A room in the Michigan League building was secured for the three-day event and a few other Michigan book dealers were persuaded that this was a grand idea. A wine and cheese reception was planned for the opening evening. The librarians came, drank the wine, ate the cheese, bought a few books–and left. The next two days were spent in the heat and humidity of a room without air conditioning, staring at each other’s books.

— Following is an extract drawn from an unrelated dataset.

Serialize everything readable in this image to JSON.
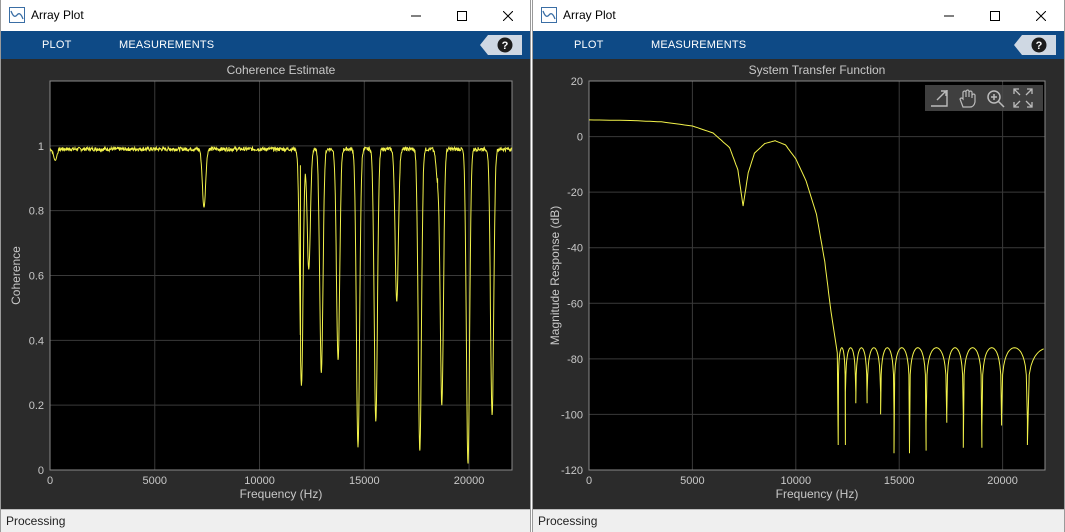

There was no fair in 1977.

By 1978, hope was revived and another fair was planned. Going to perhaps the other extreme, February was chosen and the venue moved to the Michigan Student Union. The fair continued to grow and has since moved from the modest Anderson Room to the spacious grand ballroom on the second floor. It is perhaps worth noting that during the early years the planning for the fair was often done with the aid of a bottle or two of wine; therefore there were two Eighth Annual Fairs in a row and the fair this year is actually number 36. In the official record books, however, it goes down as number 35.

The Ann Arbor Antiquarian Book Fair now hosts nearly forty dealers annually in the month of May. The booksellers offer a wide range of material, from collectible Americana, literature and children’s books to scholarly reference works, antiquarian maps, prints and ephemera. The William L. Clements Library of the University of Michigan now co-sponsors the fair along with the Ann Arbor Antiquarian Booksellers’ Association. Each year the library benefits from the gate of around five hundred attendees.

The Thirty-Fourth Annual Ann Arbor Antiquarian Book Fair will be held Sunday, May 20, 11am – 5pm, in the ballroom of the Michigan Student Union (map), 530 S. State St., Ann Arbor, MI. There is a $5.00 admission. For more information contact Jay Platt at the West Side Book Shop in Ann Arbor (113 W. Liberty, Ann Arbor MI 48104), ph (734) 995-1891, or via email.

2 Responses to History

  1. I have an old book I may be interested in selling.
    I have seen a few of these back in S.F. California and I recall they were worth some money.
    I have hung onto the book for years and truly love it but was curious what the book may be worth.

    the book:
    Original edition
    1901 book
    “Abe” Lincoln’s Yarns and Stories by Colonel Alexander K. McClure with 512 pages. book is in fair condition. showing some age, some pages loose from binding.

    kind regards
    diane

  2. Admin says:

    Diane — you might want to drop a line to one of the dealers on the exhibitor list and arrange to have them take a look at your copy. A local bookseller is always a good resources to try as well. You might get some idea of what people are asking for copies of the title at such sites as abebooks.com.